Cycles: Reduce amount of malloc() calls from the kernel
ClosedPublic

Authored by Sergey Sharybin (sergey) on May 16 2016, 4:24 PM.

Details

Summary

This commit makes it so malloc() is only happening once per volume and
once per transparent shadow query (per thread), improving scalability of
the code to multiple CPU cores.

Hard to measure this with a low-bottom i7 here currently, but from quick
tests seems volume sampling gave about 3% speedup.

The idea is to store allocated memory in kernel globals, which are per
thread on CPU already.

Diff Detail

Repository
rB Blender

Event Timeline

quick test with a scene that has a huge volume around it

master

  1. 05:49.73
  2. 05:48.53

with patch

  1. 05:29.26
  2. 05:30.26

Great speedup!

intern/cycles/kernel/kernel_shadow.h
70–73

We need to reallocate if max_hits is larger than the previously allocated max_hits? Or maybe just allocate with size kernel_data.integrator.transparent_max_bounce immediately.

intern/cycles/kernel/kernel_volume.h
647–653

In this case global_max_steps is fixed, so that should be ok.

For branched path tracing, this relies on the fact that kernel_path_indirect does not use decoupled shading, so we never need two such arrays in memory at once. That's fine, but might be good to add a comment about that.

Sergey Sharybin (sergey) planned changes to this revision.May 16 2016, 6:35 PM
Sergey Sharybin (sergey) added inline comments.
intern/cycles/kernel/kernel_shadow.h
70–73

Uh, the intention was to allocate transparent_max_bounce intersections straight away.
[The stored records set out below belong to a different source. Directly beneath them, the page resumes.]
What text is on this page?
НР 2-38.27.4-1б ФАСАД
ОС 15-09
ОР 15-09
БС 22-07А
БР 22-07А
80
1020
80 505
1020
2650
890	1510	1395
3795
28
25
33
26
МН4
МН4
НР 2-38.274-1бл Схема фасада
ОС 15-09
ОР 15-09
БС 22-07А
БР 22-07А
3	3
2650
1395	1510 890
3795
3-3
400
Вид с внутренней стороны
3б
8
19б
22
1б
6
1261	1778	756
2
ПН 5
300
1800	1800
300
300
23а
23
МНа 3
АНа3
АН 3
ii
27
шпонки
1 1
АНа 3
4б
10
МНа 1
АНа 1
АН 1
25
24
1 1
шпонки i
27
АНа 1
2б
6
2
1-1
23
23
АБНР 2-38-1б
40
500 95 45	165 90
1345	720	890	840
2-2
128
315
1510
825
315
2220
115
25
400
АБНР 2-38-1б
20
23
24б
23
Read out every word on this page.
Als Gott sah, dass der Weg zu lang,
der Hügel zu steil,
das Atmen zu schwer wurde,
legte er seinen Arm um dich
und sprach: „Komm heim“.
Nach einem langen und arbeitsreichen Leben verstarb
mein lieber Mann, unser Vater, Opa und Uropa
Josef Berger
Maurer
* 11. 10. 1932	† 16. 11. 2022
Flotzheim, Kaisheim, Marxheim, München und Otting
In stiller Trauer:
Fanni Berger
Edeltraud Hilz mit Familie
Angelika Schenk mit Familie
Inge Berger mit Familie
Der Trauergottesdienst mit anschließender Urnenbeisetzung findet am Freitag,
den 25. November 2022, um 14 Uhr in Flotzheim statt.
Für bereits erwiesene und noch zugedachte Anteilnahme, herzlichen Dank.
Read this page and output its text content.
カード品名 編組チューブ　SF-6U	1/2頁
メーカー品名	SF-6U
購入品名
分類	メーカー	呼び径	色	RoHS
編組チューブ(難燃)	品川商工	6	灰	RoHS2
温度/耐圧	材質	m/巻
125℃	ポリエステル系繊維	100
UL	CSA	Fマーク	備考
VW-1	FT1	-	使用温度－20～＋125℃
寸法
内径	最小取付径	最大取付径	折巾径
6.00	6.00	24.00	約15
Doing re-allocations is more costly that 1024 preallocated hits.

That's a good catch :)

intern/cycles/kernel/kernel_volume.h
647–653

Will do.

intern/cycles/kernel/kernel_volume.h
647–653

Actually I think it will be a problem with branched path tracing. In kernel_path_indirect it deallocates the array before doing the volume bounce, but you still use the array from the first and second bounces at the same time. It's just limited to 2 at the same time max.

intern/cycles/kernel/kernel_volume.h
647–653

Will need to have a closer look (hopefully tomorrow, not entirely sure what's exact first and second bounce you're refferring to. But if it's just two bounces to keep at a time we can store two pointers and bitmask of some sort to see what arrays are free. Should still be cheaper than doing alloc/free for each of integrations.

Gimme some time to go over the corners in details tho..

Sergey Sharybin (sergey) edited edge metadata.

Solve issues reported by Brecht.

Minor code style fix

This revision is now accepted and ready to land.May 17 2016, 9:28 PM
This revision was automatically updated to reflect the committed changes.